第六十六夜:「人は完全ではないのに・・・」

diary_hitoha

先週、悲報が届きました。
地元の同級生だった男子のお父様が亡くなっていました。
それは自殺によるものでした。
彼とは保育園、小学校、中学校と一緒で、家も近所でしたから、
とうぜん彼のお父様、おじちゃんの事もよく知っておりました。
11月頭に東京に帰った際、彼が暇だったら飲もうかと
思いましたが、何故か連絡は取れませんでした。
ちょうどその頃、葬儀が行われていたのだそうです。
 
 
おじちゃんは長く病を患っていたそうです。
しかしご自身も、そして奥様も高齢の為、
おじちゃんは妻にも家族にも迷惑を掛けたくないと、
一人、森に入られたのだそうです。
私は全て、他の友人からこの話を聞かされました。
 
 
どんな想いでおじちゃんが森を歩いたのか、私には想像もできません。
一歩、一歩、踏みしめながら進んでいくおじちゃんの姿と心を想うと、
父を止められなかった彼や家族の気持ちを想うと、
私は言葉を失います。
 
 
 
 
 
 
大学時代の友人の中には、福島出身の子がいます。
今は東京と福島を行き来しながら生活しているそうです。
あの震災後、その子の親戚の子が、酷い鬱病を発症して
自殺をしてしまったと夏の初め頃に聞かされました。
あの震災の陰には、多くの自殺者がいました。
誰にも迷惑を掛けまいとして自殺を選んだ高齢の女性もいました。
しかし震災報道の熱は半年を区切りにして、激減しました。
扱うネタも狭まりました。
年末になればまた報道はなされるのでしょうが、
もう回顧的な報道をするのでしょうね。
20000人以上の犠牲者と、その後自身で死を選んだ者、
これらに正常な報道の光が差す事はないのでしょう。
人は「死」を遠くに追いやりたいのです。
 
 
私には、警察官をやっている友人がいます。
あまり詳しくは書けませんが、彼は鑑識という仕事で、
毎日のように自殺者を扱っていると言っていました。
表現の一つではなく、本当に「ほぼ毎日」なのです。
悲しい現場、凄まじい現場の話をしてくれる本当に貴重な友人です。
誠実に仕事をしている彼だからこそ、仕事柄から
多くの苦悩と苦痛を抱えています。
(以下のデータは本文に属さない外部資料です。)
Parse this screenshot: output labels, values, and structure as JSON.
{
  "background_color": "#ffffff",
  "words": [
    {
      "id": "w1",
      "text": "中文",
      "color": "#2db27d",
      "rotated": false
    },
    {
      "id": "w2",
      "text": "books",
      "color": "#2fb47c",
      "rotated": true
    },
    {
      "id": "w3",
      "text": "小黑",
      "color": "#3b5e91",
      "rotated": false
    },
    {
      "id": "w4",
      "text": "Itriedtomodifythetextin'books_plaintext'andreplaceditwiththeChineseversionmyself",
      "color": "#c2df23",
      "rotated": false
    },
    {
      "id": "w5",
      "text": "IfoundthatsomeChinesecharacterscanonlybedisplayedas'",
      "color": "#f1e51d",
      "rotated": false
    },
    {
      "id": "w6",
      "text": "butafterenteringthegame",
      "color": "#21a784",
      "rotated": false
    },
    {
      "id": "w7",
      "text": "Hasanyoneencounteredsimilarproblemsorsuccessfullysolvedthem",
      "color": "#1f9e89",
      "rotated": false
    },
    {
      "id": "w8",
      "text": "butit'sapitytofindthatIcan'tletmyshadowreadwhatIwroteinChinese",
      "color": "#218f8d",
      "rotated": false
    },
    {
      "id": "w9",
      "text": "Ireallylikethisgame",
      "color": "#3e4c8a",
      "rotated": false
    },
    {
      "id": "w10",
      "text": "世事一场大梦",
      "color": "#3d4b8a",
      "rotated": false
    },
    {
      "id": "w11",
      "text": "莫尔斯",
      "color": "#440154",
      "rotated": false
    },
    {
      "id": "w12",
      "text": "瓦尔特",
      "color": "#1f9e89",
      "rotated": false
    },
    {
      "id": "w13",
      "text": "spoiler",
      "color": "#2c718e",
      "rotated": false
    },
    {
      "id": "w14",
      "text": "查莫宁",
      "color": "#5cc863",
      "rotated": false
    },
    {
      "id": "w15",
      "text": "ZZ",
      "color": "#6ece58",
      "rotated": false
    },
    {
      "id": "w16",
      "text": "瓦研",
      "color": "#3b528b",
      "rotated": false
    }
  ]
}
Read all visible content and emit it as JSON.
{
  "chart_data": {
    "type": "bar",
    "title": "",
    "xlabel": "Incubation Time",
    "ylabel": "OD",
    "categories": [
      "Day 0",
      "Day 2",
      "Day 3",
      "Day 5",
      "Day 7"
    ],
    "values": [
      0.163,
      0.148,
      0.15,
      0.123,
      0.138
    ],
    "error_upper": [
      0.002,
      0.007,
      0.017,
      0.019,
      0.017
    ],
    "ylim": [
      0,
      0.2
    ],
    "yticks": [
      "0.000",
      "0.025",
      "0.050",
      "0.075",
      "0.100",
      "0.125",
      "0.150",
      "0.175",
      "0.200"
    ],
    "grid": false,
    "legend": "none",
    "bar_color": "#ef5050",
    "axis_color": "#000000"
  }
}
本当に私達では
体験し得ない「死」の事柄を毎日のように見ているのでしょうね。
だから私は、いつも彼の身と心を案じています。
実は彼もまた、お父様を亡くした彼と同級生なのです。
だからこの話を連絡する事は少しためらいがありました。
以前、彼の話の中で、気になった言葉がありました。
 
 
「死にたくて、苦しくて、みんな自殺しているんだけどさ、
 どの現場や死体も“死にたくない”って言ってんだよ…」
 
 
自殺者とは、もはや思考力が無くなり、突発的に自殺を行うものだと
最近では言われています。ドラマの「死ぬ勇気があればやり直せる!」
などは虚構です。自殺者に勇気は関係ないのです。
しかし、それでも警官の彼の、実際に体験して得た言葉は、
私が想っていた「自殺」の事柄を壊すものでした。
 
 
死にたくない・・・
 
 
私もまた自殺を考えた事が一度も無いわけではありません。
亭主が死んだ時も、その事で義母と争った時も、脱せないほどの
経営難に陥った時も、息子と心中しようと何度も何度も考えました。
しかし、そうはしなかった。
理由などわかりません。
陽の光の傾きが、空気の湿度が、匂いや風から、
もしかしたら通り過ぎた人の声や言葉から、
正気を取り戻させただけかもしれませんが。
今生きている事も、あの日死を選んでいたとしても、
それらすら、すべて偶然かもしれません。
 
 
私達は普段「死」を遠いものだと想っています。想おうとしています。
震災被害者の数を聞いても、知人の死を知っても、
身内の死を経験しても、それでも尚、私達は「死」に鈍感です。
生きる為にもっと「死」を知る必要があると私は思います。
 
 
 
 
 
 
おじちゃんは、完璧でいたかった。完全でいたかった。
そう思います。
でも、人は完全ではないのですよ。
身体が元気な時だって、周囲に迷惑をかけて、
やっと人一人が生きていけるものなのですよ。
足りないから「人」なんですよ、おじちゃん。
迷惑なんか掛けちゃってよかったんですよ、おじちゃん。
生きてよかったんですよ、おじちゃん。
おじちゃん。 
 
 
 
 
みんな、話してほしい。心の中のなにもかもを。
話してもムダ、なんてないんだ。